Adhesions and intestinal obstruction may usually occur in the setting of metastatic disease.[21] Metastasis to ovaries and retroperitoneal as well as hydroureteronephrosis, a rare complication may occur.[30][31]

Deterrence and Patient Education

Appendiceal tumors usually present clinically with features of acute appendicitis and are often diagnosed following histologic examination of appendectomy specimen. It is important to follow up on the histological examination of appendectomy specimens to ensure tumors of the appendix are not missed.

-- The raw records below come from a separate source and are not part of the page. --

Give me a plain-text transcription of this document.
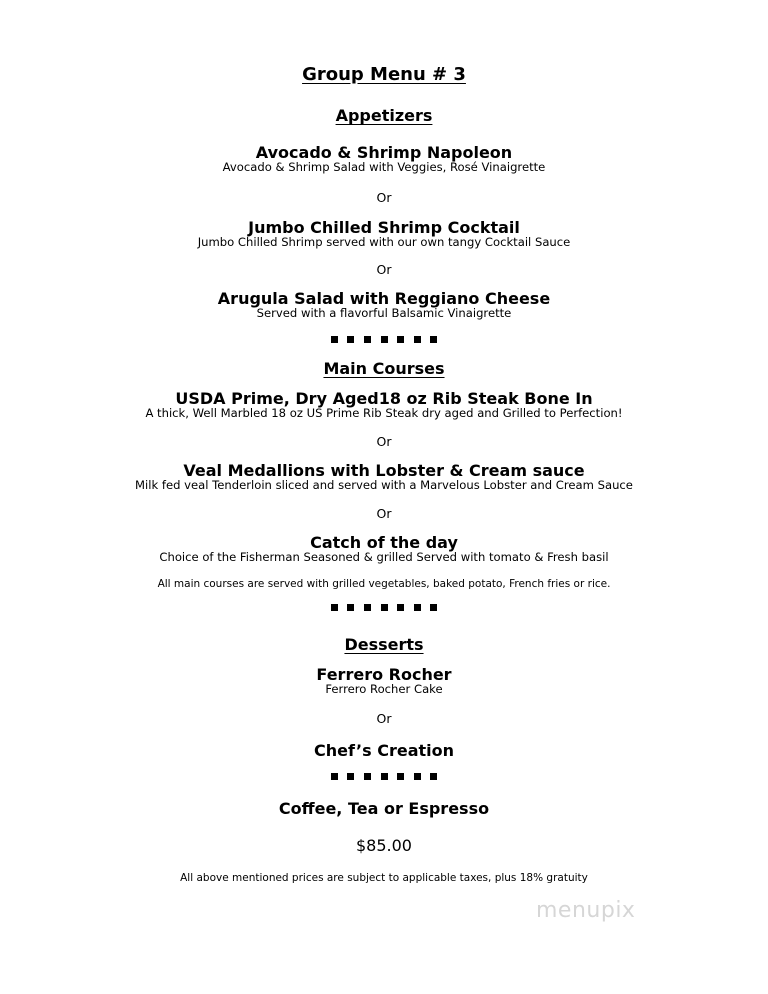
Group Menu # 3
Appetizers
Avocado & Shrimp Napoleon
Avocado & Shrimp Salad with Veggies, Rosé Vinaigrette
Or
Jumbo Chilled Shrimp Cocktail
Jumbo Chilled Shrimp served with our own tangy Cocktail Sauce
Or
Arugula Salad with Reggiano Cheese
Served with a flavorful Balsamic Vinaigrette
Main Courses
USDA Prime, Dry Aged18 oz Rib Steak Bone In
A thick, Well Marbled 18 oz US Prime Rib Steak dry aged and Grilled to Perfection!
Or
Veal Medallions with Lobster & Cream sauce
Milk fed veal Tenderloin sliced and served with a Marvelous Lobster and Cream Sauce
Or
Catch of the day
Choice of the Fisherman Seasoned & grilled Served with tomato & Fresh basil
All main courses are served with grilled vegetables, baked potato, French fries or rice.
Desserts
Ferrero Rocher
Ferrero Rocher Cake
Or
Chef’s Creation
Coffee, Tea or Espresso
$85.00
All above mentioned prices are subject to applicable taxes, plus 18% gratuity
menupix
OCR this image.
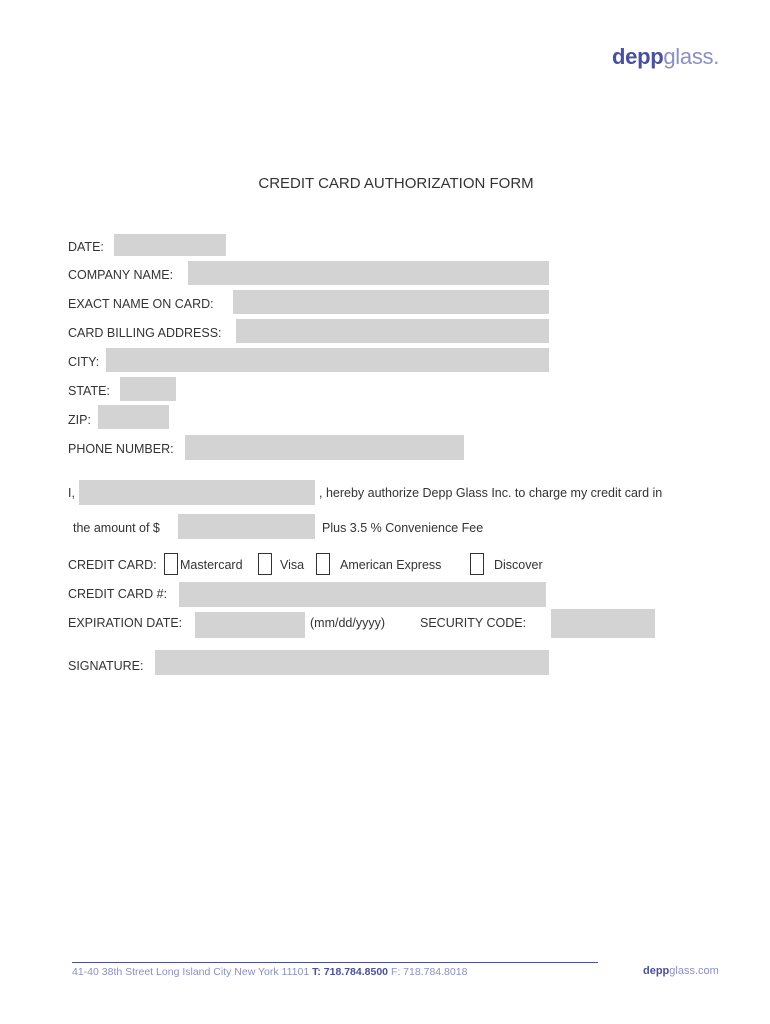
deppglass.
CREDIT CARD AUTHORIZATION FORM
DATE:
COMPANY NAME:
EXACT NAME ON CARD:
CARD BILLING ADDRESS:
CITY:
STATE:
ZIP:
PHONE NUMBER:
I,	, hereby authorize Depp Glass Inc. to charge my credit card in
the amount of $	Plus 3.5 % Convenience Fee
CREDIT CARD: Mastercard	Visa	American Express	Discover
CREDIT CARD #:
EXPIRATION DATE:	(mm/dd/yyyy)	SECURITY CODE:
SIGNATURE:
41-40 38th Street Long Island City New York 11101 T: 718.784.8500 F: 718.784.8018	deppglass.com
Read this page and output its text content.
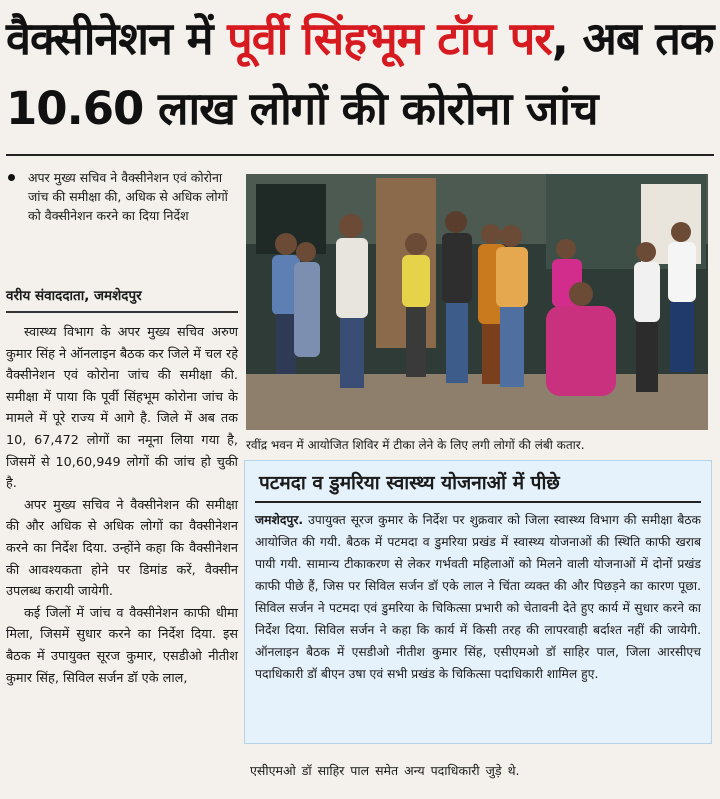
वैक्सीनेशन में पूर्वी सिंहभूम टॉप पर, अब तक 10.60 लाख लोगों की कोरोना जांच

अपर मुख्य सचिव ने वैक्सीनेशन एवं कोरोना जांच की समीक्षा की, अधिक से अधिक लोगों को वैक्सीनेशन करने का दिया निर्देश

वरीय संवाददाता, जमशेदपुर

स्वास्थ्य विभाग के अपर मुख्य सचिव अरुण कुमार सिंह ने ऑनलाइन बैठक कर जिले में चल रहे वैक्सीनेशन एवं कोरोना जांच की समीक्षा की. समीक्षा में पाया कि पूर्वी सिंहभूम कोरोना जांच के मामले में पूरे राज्य में आगे है. जिले में अब तक 10, 67,472 लोगों का नमूना लिया गया है, जिसमें से 10,60,949 लोगों की जांच हो चुकी है.

अपर मुख्य सचिव ने वैक्सीनेशन की समीक्षा की और अधिक से अधिक लोगों का वैक्सीनेशन करने का निर्देश दिया. उन्होंने कहा कि वैक्सीनेशन की आवश्यकता होने पर डिमांड करें, वैक्सीन उपलब्ध करायी जायेगी.

कई जिलों में जांच व वैक्सीनेशन काफी धीमा मिला, जिसमें सुधार करने का निर्देश दिया. इस बैठक में उपायुक्त सूरज कुमार, एसडीओ नीतीश कुमार सिंह, सिविल सर्जन डॉ एके लाल,

रवींद्र भवन में आयोजित शिविर में टीका लेने के लिए लगी लोगों की लंबी कतार.
पटमदा व डुमरिया स्वास्थ्य योजनाओं में पीछे
जमशेदपुर. उपायुक्त सूरज कुमार के निर्देश पर शुक्रवार को जिला स्वास्थ्य विभाग की समीक्षा बैठक आयोजित की गयी. बैठक में पटमदा व डुमरिया प्रखंड में स्वास्थ्य योजनाओं की स्थिति काफी खराब पायी गयी. सामान्य टीकाकरण से लेकर गर्भवती महिलाओं को मिलने वाली योजनाओं में दोनों प्रखंड काफी पीछे हैं, जिस पर सिविल सर्जन डॉ एके लाल ने चिंता व्यक्त की और पिछड़ने का कारण पूछा. सिविल सर्जन ने पटमदा एवं डुमरिया के चिकित्सा प्रभारी को चेतावनी देते हुए कार्य में सुधार करने का निर्देश दिया. सिविल सर्जन ने कहा कि कार्य में किसी तरह की लापरवाही बर्दाश्त नहीं की जायेगी. ऑनलाइन बैठक में एसडीओ नीतीश कुमार सिंह, एसीएमओ डॉ साहिर पाल, जिला आरसीएच पदाधिकारी डॉ बीएन उषा एवं सभी प्रखंड के चिकित्सा पदाधिकारी शामिल हुए.
एसीएमओ डॉ साहिर पाल समेत अन्य पदाधिकारी जुड़े थे.
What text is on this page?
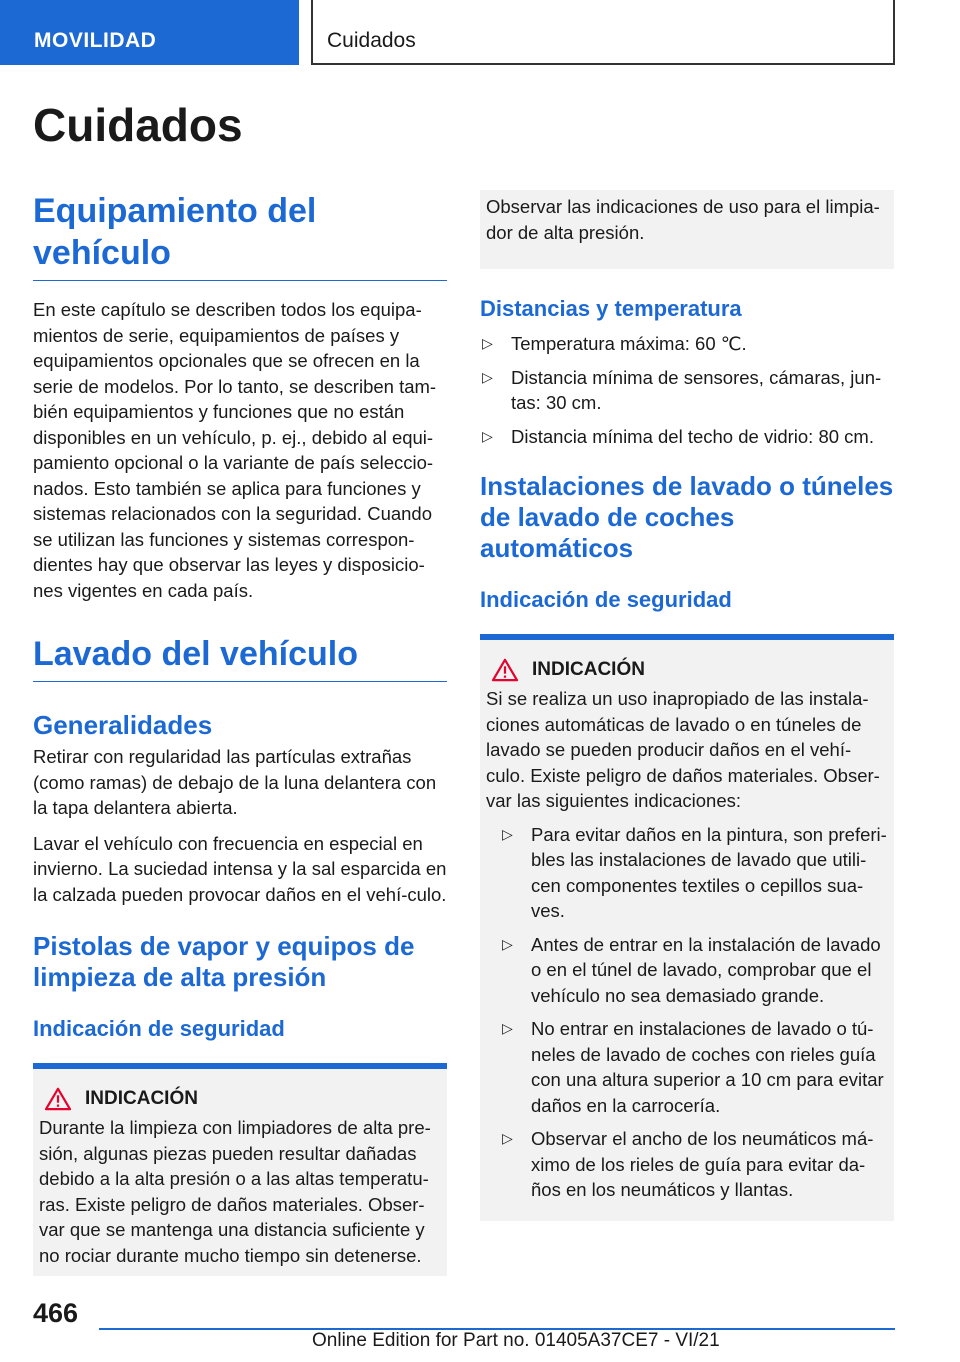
MOVILIDAD	Cuidados
Cuidados
Equipamiento del vehículo

En este capítulo se describen todos los equipa-mientos de serie, equipamientos de países y equipamientos opcionales que se ofrecen en la serie de modelos. Por lo tanto, se describen tam-bién equipamientos y funciones que no están disponibles en un vehículo, p. ej., debido al equi-pamiento opcional o la variante de país seleccio-nados. Esto también se aplica para funciones y sistemas relacionados con la seguridad. Cuando se utilizan las funciones y sistemas correspon-dientes hay que observar las leyes y disposicio-nes vigentes en cada país.

Lavado del vehículo
Generalidades

Retirar con regularidad las partículas extrañas (como ramas) de debajo de la luna delantera con la tapa delantera abierta.

Lavar el vehículo con frecuencia en especial en invierno. La suciedad intensa y la sal esparcida en la calzada pueden provocar daños en el vehí-culo.

Pistolas de vapor y equipos de limpieza de alta presión
Indicación de seguridad
INDICACIÓN

Durante la limpieza con limpiadores de alta pre-sión, algunas piezas pueden resultar dañadas debido a la alta presión o a las altas temperatu-ras. Existe peligro de daños materiales. Obser-var que se mantenga una distancia suficiente y no rociar durante mucho tiempo sin detenerse.

Observar las indicaciones de uso para el limpia-dor de alta presión.

Distancias y temperatura
▷ Temperatura máxima: 60 ℃.
▷ Distancia mínima de sensores, cámaras, jun-tas: 30 cm.
▷ Distancia mínima del techo de vidrio: 80 cm.
Instalaciones de lavado o túneles de lavado de coches automáticos
Indicación de seguridad
INDICACIÓN

Si se realiza un uso inapropiado de las instala-ciones automáticas de lavado o en túneles de lavado se pueden producir daños en el vehí-culo. Existe peligro de daños materiales. Obser-var las siguientes indicaciones:

▷ Para evitar daños en la pintura, son preferi-bles las instalaciones de lavado que utili-cen componentes textiles o cepillos sua-ves.
▷ Antes de entrar en la instalación de lavado o en el túnel de lavado, comprobar que el vehículo no sea demasiado grande.
▷ No entrar en instalaciones de lavado o tú-neles de lavado de coches con rieles guía con una altura superior a 10 cm para evitar daños en la carrocería.
▷ Observar el ancho de los neumáticos má-ximo de los rieles de guía para evitar da-ños en los neumáticos y llantas.
466
Online Edition for Part no. 01405A37CE7 - VI/21
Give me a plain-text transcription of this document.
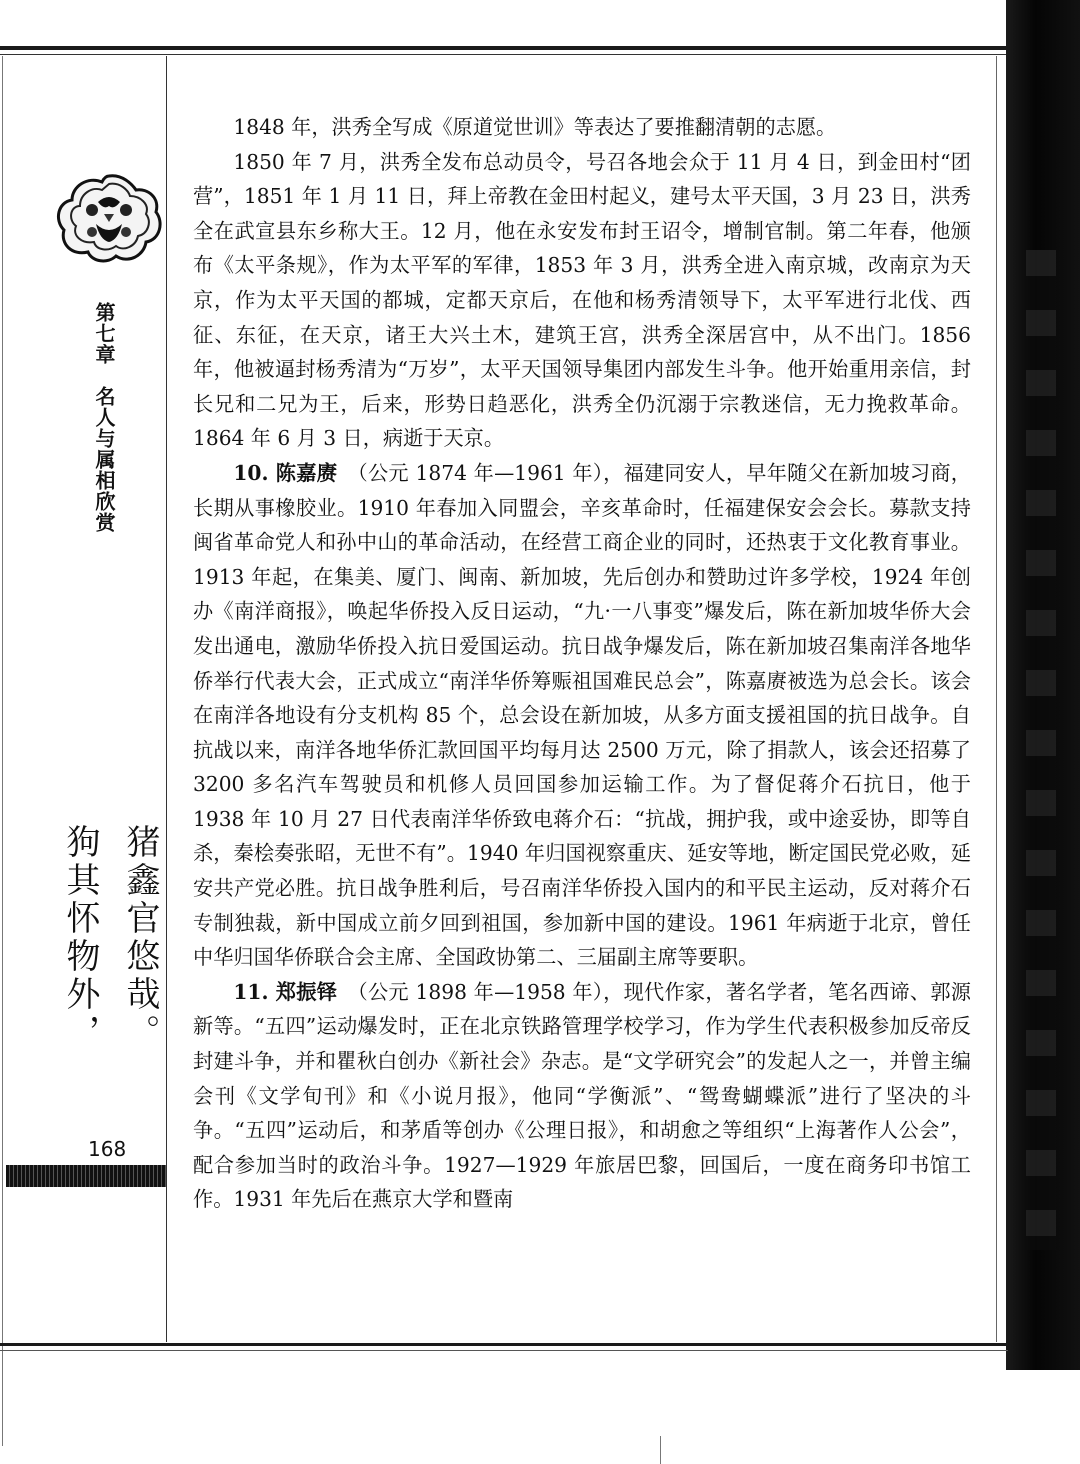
第七章　名人与属相欣赏
猪鑫官悠哉。
狗其怀物外，
168

1848 年，洪秀全写成《原道觉世训》等表达了要推翻清朝的志愿。

1850 年 7 月，洪秀全发布总动员令，号召各地会众于 11 月 4 日，到金田村“团营”，1851 年 1 月 11 日，拜上帝教在金田村起义，建号太平天国，3 月 23 日，洪秀全在武宣县东乡称大王。12 月，他在永安发布封王诏令，增制官制。第二年春，他颁布《太平条规》，作为太平军的军律，1853 年 3 月，洪秀全进入南京城，改南京为天京，作为太平天国的都城，定都天京后，在他和杨秀清领导下，太平军进行北伐、西征、东征，在天京，诸王大兴土木，建筑王宫，洪秀全深居宫中，从不出门。1856 年，他被逼封杨秀清为“万岁”，太平天国领导集团内部发生斗争。他开始重用亲信，封长兄和二兄为王，后来，形势日趋恶化，洪秀全仍沉溺于宗教迷信，无力挽救革命。1864 年 6 月 3 日，病逝于天京。

10. 陈嘉赓　 （公元 1874 年—1961 年），福建同安人，早年随父在新加坡习商，长期从事橡胶业。1910 年春加入同盟会，辛亥革命时，任福建保安会会长。募款支持闽省革命党人和孙中山的革命活动，在经营工商企业的同时，还热衷于文化教育事业。1913 年起，在集美、厦门、闽南、新加坡，先后创办和赞助过许多学校，1924 年创办《南洋商报》，唤起华侨投入反日运动，“九·一八事变”爆发后，陈在新加坡华侨大会发出通电，激励华侨投入抗日爱国运动。抗日战争爆发后，陈在新加坡召集南洋各地华侨举行代表大会，正式成立“南洋华侨筹赈祖国难民总会”，陈嘉赓被选为总会长。该会在南洋各地设有分支机构 85 个，总会设在新加坡，从多方面支援祖国的抗日战争。自抗战以来，南洋各地华侨汇款回国平均每月达 2500 万元，除了捐款人，该会还招募了3200 多名汽车驾驶员和机修人员回国参加运输工作。为了督促蒋介石抗日，他于 1938 年 10 月 27 日代表南洋华侨致电蒋介石：“抗战，拥护我，或中途妥协，即等自杀，秦桧奏张昭，无世不有”。1940 年归国视察重庆、延安等地，断定国民党必败，延安共产党必胜。抗日战争胜利后，号召南洋华侨投入国内的和平民主运动，反对蒋介石专制独裁，新中国成立前夕回到祖国，参加新中国的建设。1961 年病逝于北京，曾任中华归国华侨联合会主席、全国政协第二、三届副主席等要职。

11. 郑振铎　 （公元 1898 年—1958 年），现代作家，著名学者，笔名西谛、郭源新等。“五四”运动爆发时，正在北京铁路管理学校学习，作为学生代表积极参加反帝反封建斗争，并和瞿秋白创办《新社会》杂志。是“文学研究会”的发起人之一，并曾主编会刊《文学旬刊》和《小说月报》，他同“学衡派”、“鸳鸯蝴蝶派”进行了坚决的斗争。“五四”运动后，和茅盾等创办《公理日报》，和胡愈之等组织“上海著作人公会”，配合参加当时的政治斗争。1927—1929 年旅居巴黎，回国后，一度在商务印书馆工作。1931 年先后在燕京大学和暨南
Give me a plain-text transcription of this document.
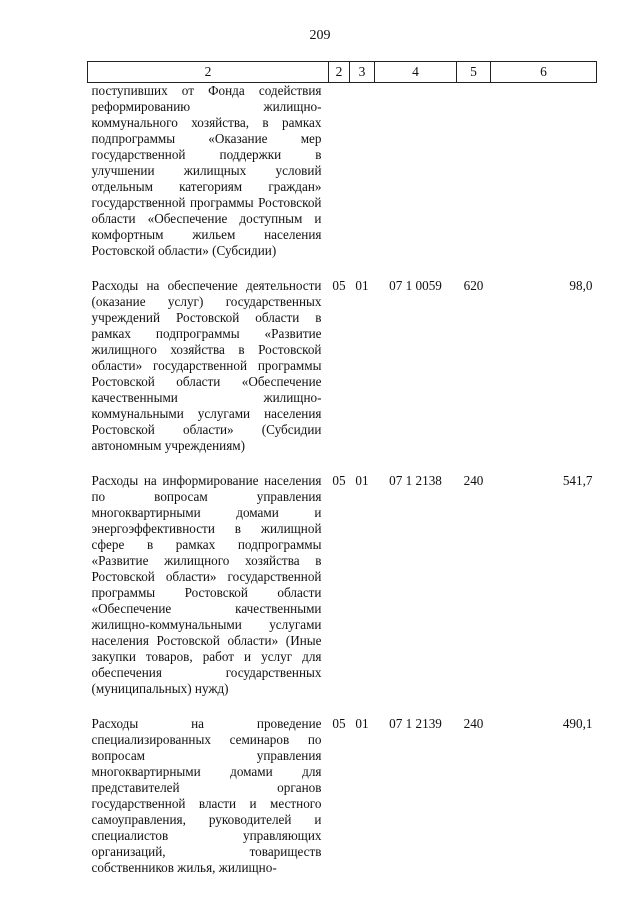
209
2	2	3	4	5	6
поступивших от Фонда содействия реформированию жилищно-коммунального хозяйства, в рамках подпрограммы «Оказание мер государственной поддержки в улучшении жилищных условий отдельным категориям граждан» государственной программы Ростовской области «Обеспечение доступным и комфортным жильем населения Ростовской области» (Субсидии)					

Расходы на обеспечение деятельности (оказание услуг) государственных учреждений Ростовской области в рамках подпрограммы «Развитие жилищного хозяйства в Ростовской области» государственной программы Ростовской области «Обеспечение качественными жилищно-коммунальными услугами населения Ростовской области» (Субсидии автономным учреждениям)	05	01	07 1 0059	620	98,0

Расходы на информирование населения по вопросам управления многоквартирными домами и энергоэффективности в жилищной сфере в рамках подпрограммы «Развитие жилищного хозяйства в Ростовской области» государственной программы Ростовской области «Обеспечение качественными жилищно-коммунальными услугами населения Ростовской области» (Иные закупки товаров, работ и услуг для обеспечения государственных (муниципальных) нужд)	05	01	07 1 2138	240	541,7

Расходы на проведение специализированных семинаров по вопросам управления многоквартирными домами для представителей органов государственной власти и местного самоуправления, руководителей и специалистов управляющих организаций, товариществ собственников жилья, жилищно-	05	01	07 1 2139	240	490,1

Enhancing Healthcare Team Outcomes

Although appendiceal neoplasms are rare, over 50% of cases are asymptomatic, and a third of cases are metastatic at the time of diagnosis leading to poorer outcomes. It is therefore essential that an interprofessional team comprising the surgeons, physician assistants, nurse practitioners, and radiologists have a very high index of suspicion and communicate effectively especially in the presence of risk factors like chronic appendicitis in older patients, colonic neoplasia and chronic ulcerative colitis to ensure reduced morbidity and mortality. In addition to these, the services of the palliative care team, social workers, and case managers would be important to contribute to the care of these patients.